Several neighbors, including Harley Jones, called the fire department and started helping tenants get out of the building. Firefighters and paramedics arrived soon after, filling the downtown street with flashing fire trucks, yellow hoses and rescue vehicles.

“I was getting dressed when I heard a woman scream for help,” Jones recalled, standing shirtless on the sidewalk. “I looked out the window and saw a couple people lower a toddler to safety from a first-floor window. I called the fire department and then I ran outside to help.”

Mary Howes, whose mobility is limited by Parkinson’s disease, was trapped in her third-floor apartment for 20 minutes, she said. When she first tried to leave, she found the hallway was full of smoke. She headed into her bedroom, located at the back of the building, but the smoke followed her there.

“I didn’t know what to do,” Howes said, sitting on steps across the street from her house. “I opened a window so I could breathe.”

About that time, Jay Axhami was driving on Grant Street, which runs parallel to Sherman Street, when he saw Howes in her bedroom window. He stopped his car and talked with her, encouraging her to keep her head outside so she wouldn’t be overcome by smoke. Then Axhami, who lives in Portland, notified firefighters that a tenant was trapped in a third-floor rear apartment.
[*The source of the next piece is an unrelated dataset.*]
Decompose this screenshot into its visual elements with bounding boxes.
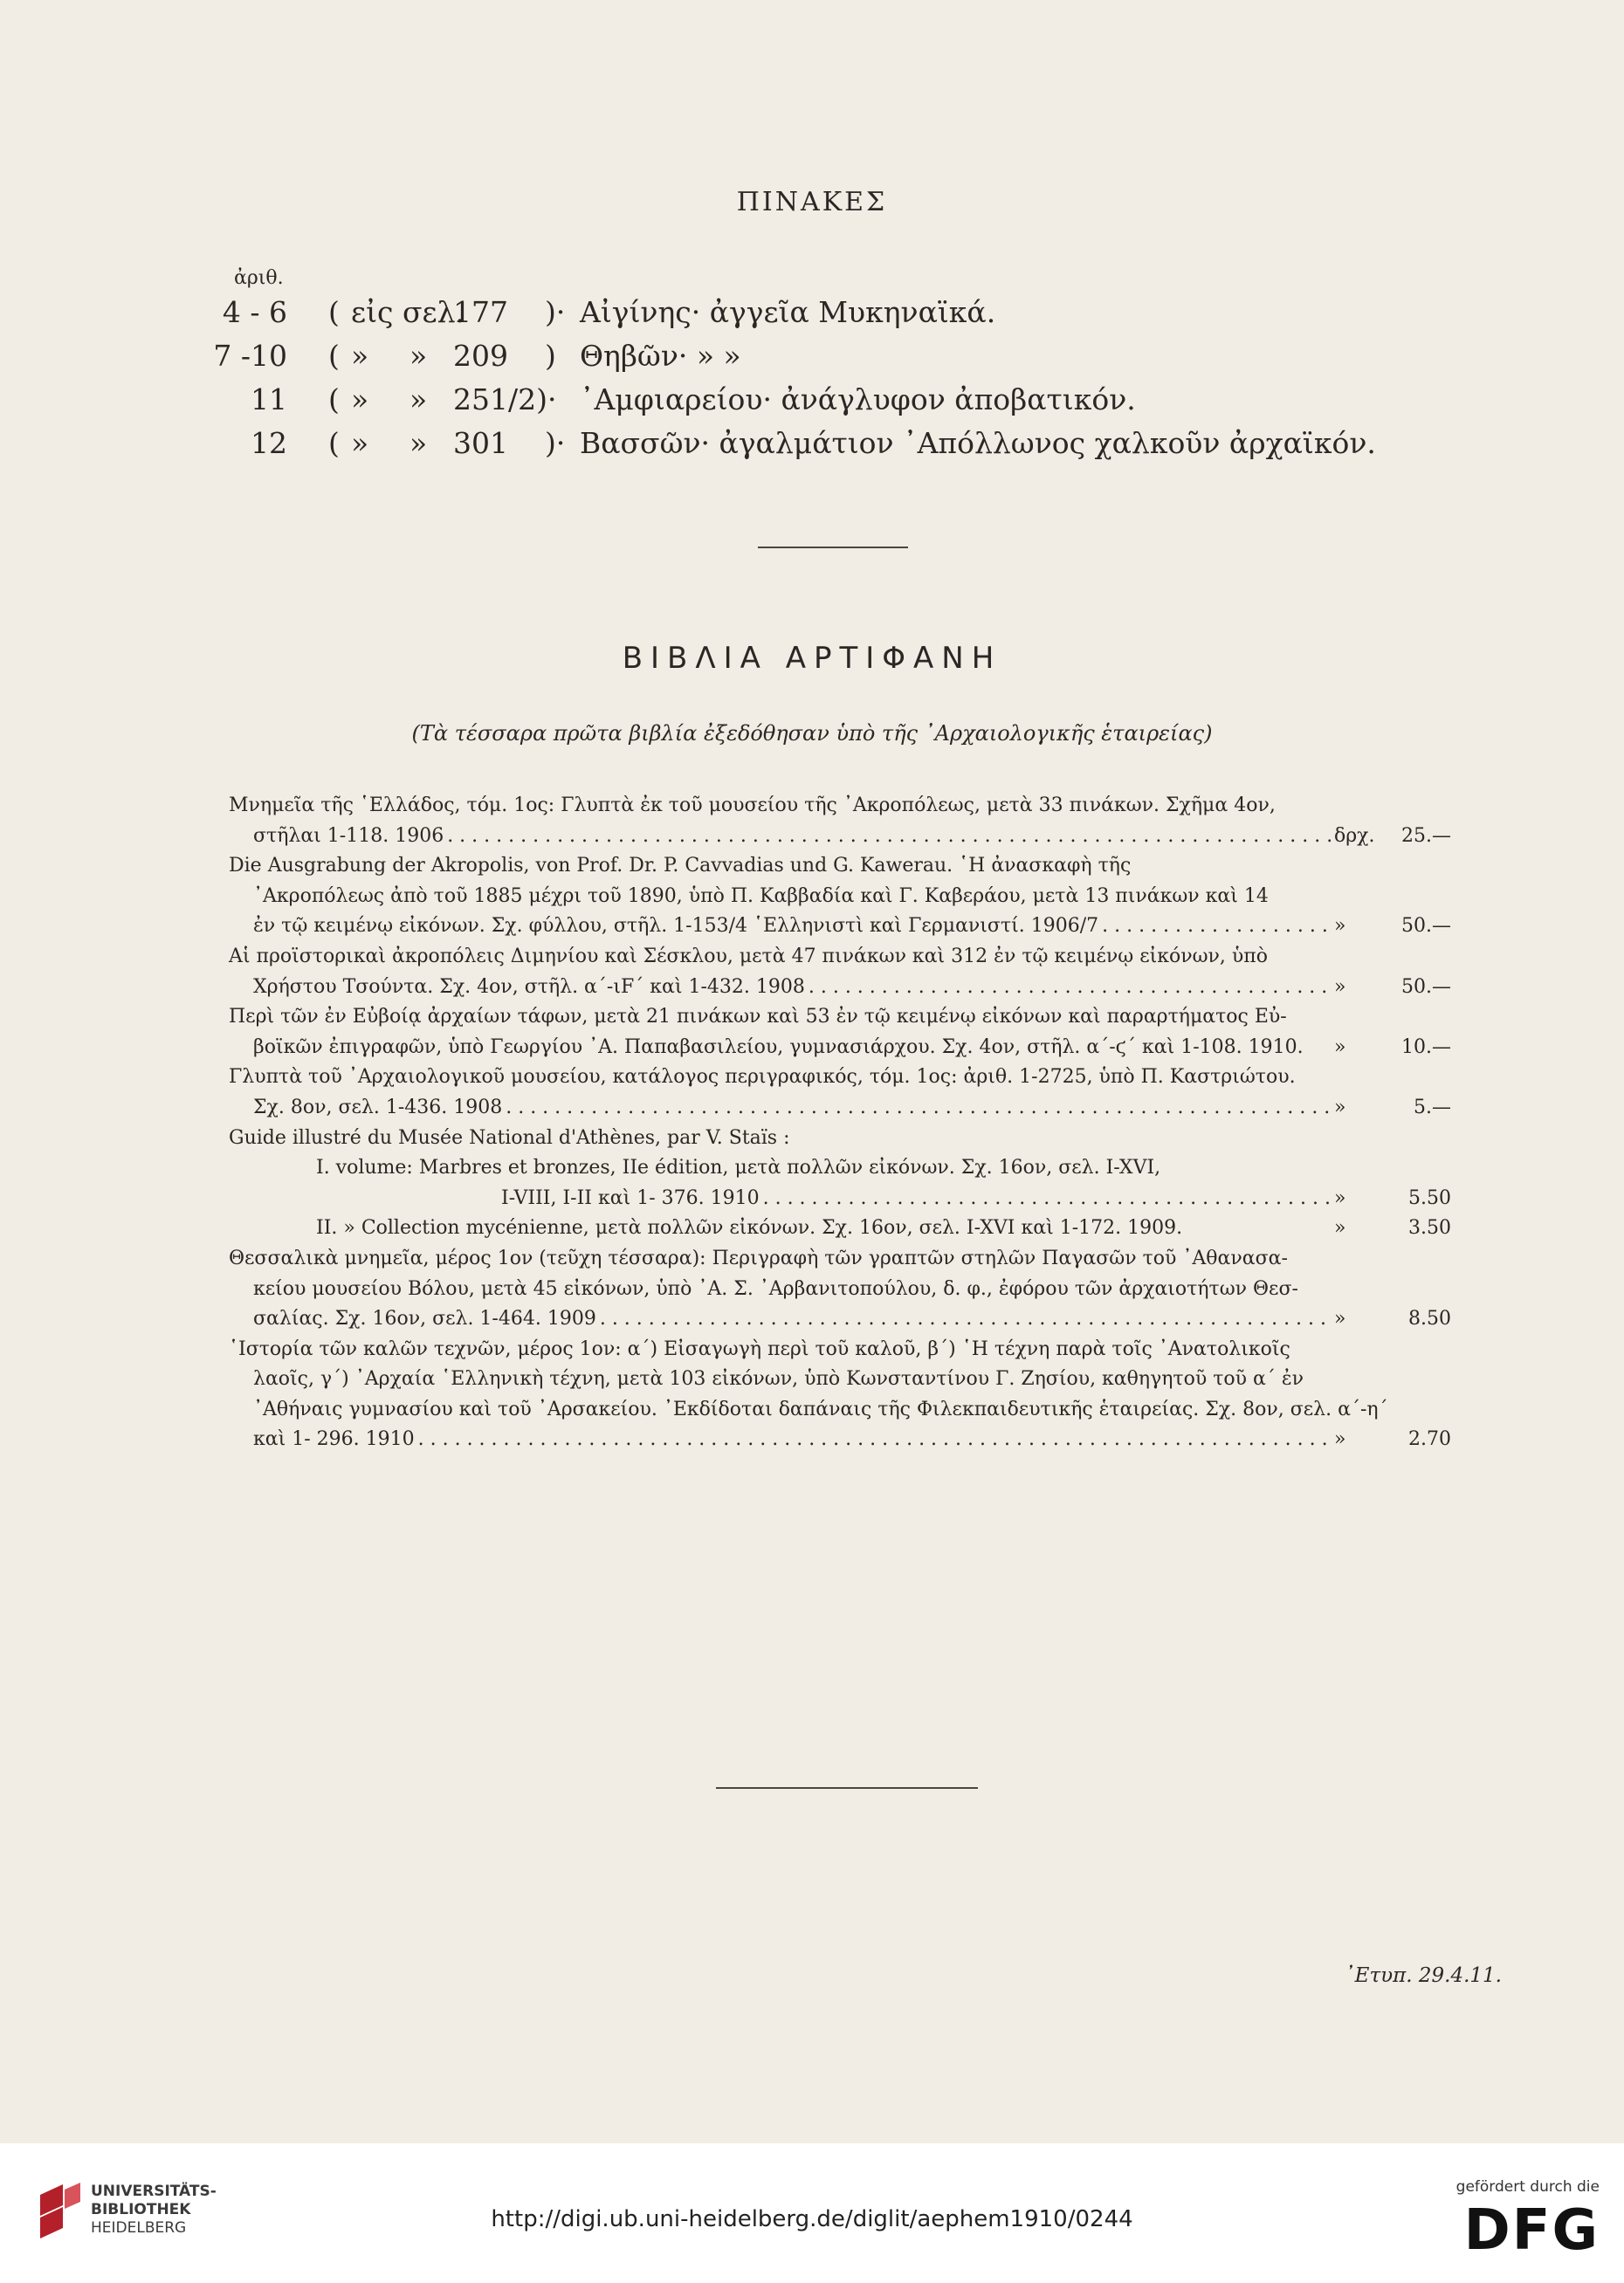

“I went out the window and the fireman helped me down the ladder,” Howes said.

Howes said she has lived at 123 Sherman St. for several years, but is on a waiting list for a handicapped-accessible apartment.
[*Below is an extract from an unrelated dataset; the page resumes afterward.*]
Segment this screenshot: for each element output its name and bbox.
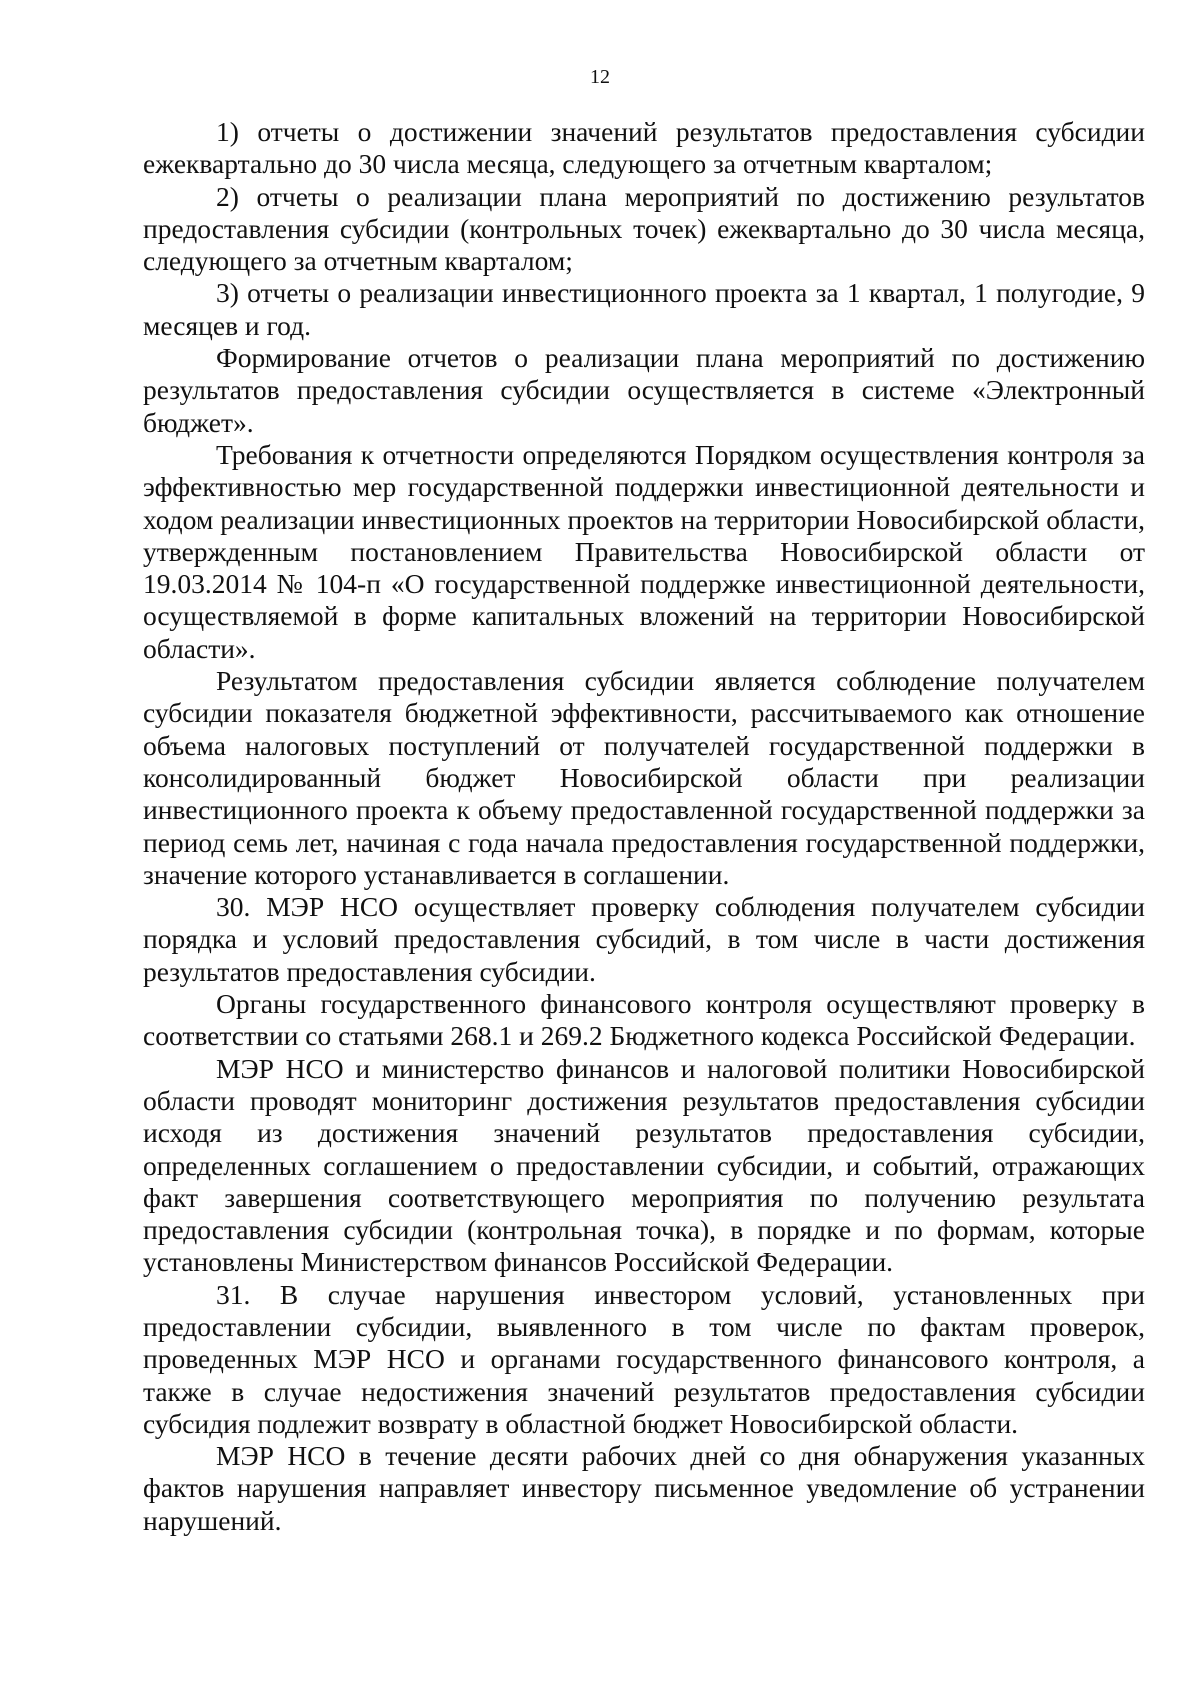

According to city tax records, the building is owned by Intown Property Holdings LLC. The company also owns 131 Sherman St., the tax records indicate. A phone number listed for Intown Property Holdings is not in service.

The city’s records indicate 123 Sherman St. last changed hands in October 2007, when it sold for $1.3 million. It’s currently valued at $790,000 for city tax purposes.

Staff Writer Edward D. Murphy contributed to this report.